My 'new' mac Book Pro is a mid 2015, blimey where did those 6 years go? I have used it as a desktop 'puter since I got it, 2 external monitors, proper keyboard and mouse and hundreds of external 4 and 5tb HDDs (OK, not hundreds, 8). The MBP is still going strong but I need a new M1 based machine obviously. Like the number of guitars I need, this concept can not be explained to Mrs D. The new M1 Mac Mini will become my media server, desktop 'puter and the old MBP will be used as a laptop, she has a Macbook Air laptop, so why can't I?
One of the things I love(d) about Apple 'puters is the ability to boot external disks, I have a couple of 32 bit Apple OSses for olden days stuff, my MBP is running through an external copy of Catalina on a SSD, El Capitan is on the internal HD. This probably wont be possible on the new M1 chips, yeah some nerds say they have done it but the new chip will only run Big Sur and the hoop jumping to boot a different OS on an external SSD will be many, an olden days spinny HDD will just laugh at you!

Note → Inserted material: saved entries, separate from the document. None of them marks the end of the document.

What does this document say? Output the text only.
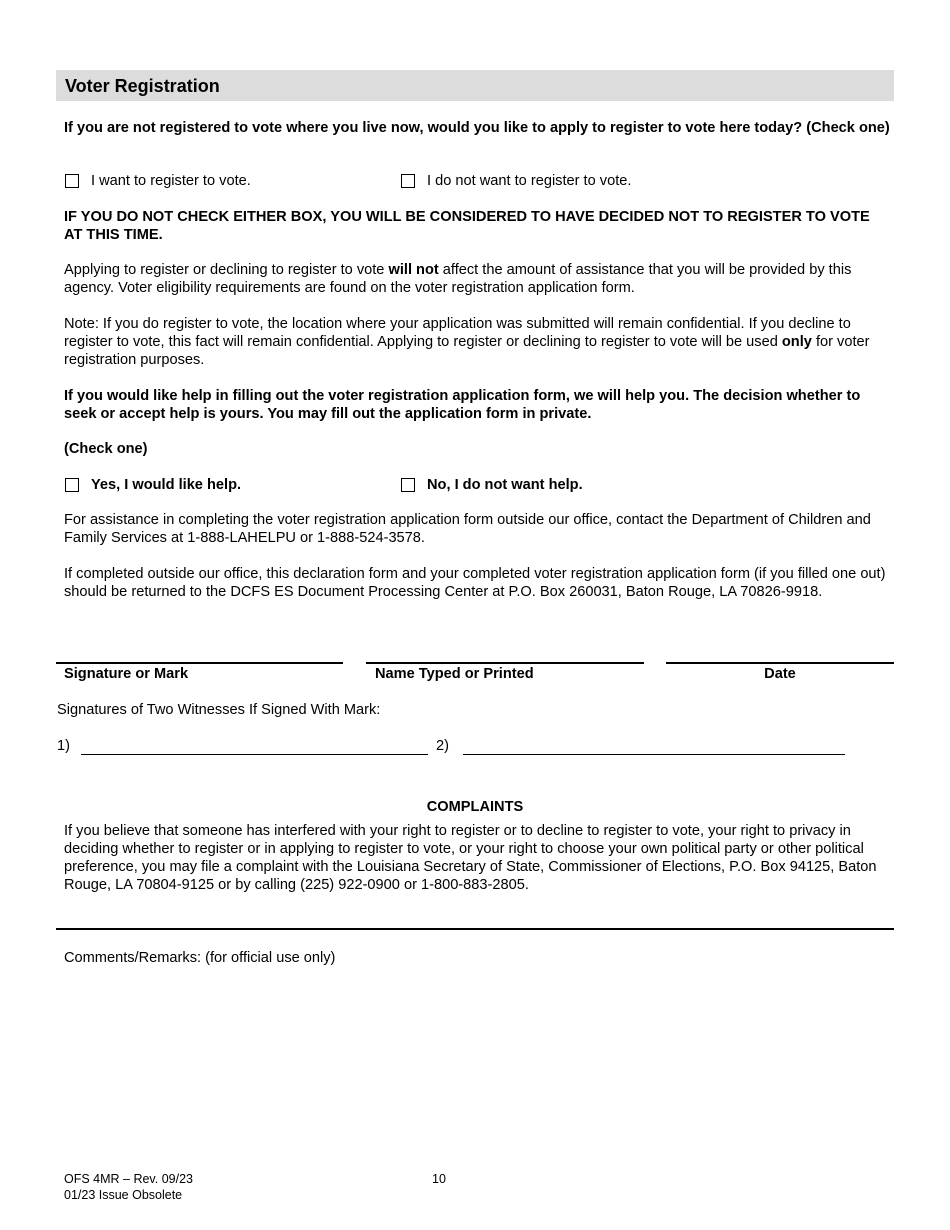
Voter Registration
If you are not registered to vote where you live now, would you like to apply to register to vote here today? (Check one)
I want to register to vote.	I do not want to register to vote.
IF YOU DO NOT CHECK EITHER BOX, YOU WILL BE CONSIDERED TO HAVE DECIDED NOT TO REGISTER TO VOTE AT THIS TIME.
Applying to register or declining to register to vote will not affect the amount of assistance that you will be provided by this agency. Voter eligibility requirements are found on the voter registration application form.
Note: If you do register to vote, the location where your application was submitted will remain confidential. If you decline to register to vote, this fact will remain confidential. Applying to register or declining to register to vote will be used only for voter registration purposes.
If you would like help in filling out the voter registration application form, we will help you. The decision whether to seek or accept help is yours. You may fill out the application form in private.
(Check one)
Yes, I would like help.	No, I do not want help.
For assistance in completing the voter registration application form outside our office, contact the Department of Children and Family Services at 1-888-LAHELPU or 1-888-524-3578.
If completed outside our office, this declaration form and your completed voter registration application form (if you filled one out) should be returned to the DCFS ES Document Processing Center at P.O. Box 260031, Baton Rouge, LA 70826-9918.
Signature or Mark	Name Typed or Printed	Date
Signatures of Two Witnesses If Signed With Mark:
1)	2)
COMPLAINTS
If you believe that someone has interfered with your right to register or to decline to register to vote, your right to privacy in deciding whether to register or in applying to register to vote, or your right to choose your own political party or other political preference, you may file a complaint with the Louisiana Secretary of State, Commissioner of Elections, P.O. Box 94125, Baton Rouge, LA 70804-9125 or by calling (225) 922-0900 or 1-800-883-2805.
Comments/Remarks: (for official use only)
OFS 4MR – Rev. 09/23
01/23 Issue Obsolete
10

So, although this new chip is the bollocks of the dog, Apple have taken a backward step in forcing folks to use Thunderbolt SSDs to make bootable clones and only allow Big Sur to run on the M1. A bootable backup clone is even more important now because these modern macs have everything nailed onto the motherboard, if your disk fails (the most likely lump of tech for a catastrophe) then your machine is a paperweight. So a couple of 250gb Thunderbolt SSDs will be needed as well as a nice new mac Mini! Last century I used an old iMac for about 4 years when the main HD failed by booting it from an external clone.
I don't ever store any of my data on the disc that runs my operating system, so the smallest SDD will do me, Apple charges big wonga for disk and RAM upgrades so I'll just be getting the 16gb RAM upgrade and sticking to the 256gb disc. I always use external drives for all my data with a stupid amount of backups - my photos are on my main data HDD, backed up locally to 2 backup drives, backed up on Google Drive, Dropbox and SYNC.com! I need to review my backups strategy! BTW if you want a nice private backup service SYNC.com is based in Canada and you can store stuff you don't want the feds looking at because they have nice end to end encryption and they don't even know what you are backing up, I think 2tb costs me about €80 a year? I wouldn't keep 'private' stuff on iCloud, Google Drive, Dropbox or any of the other big systems the feds can wander around at will.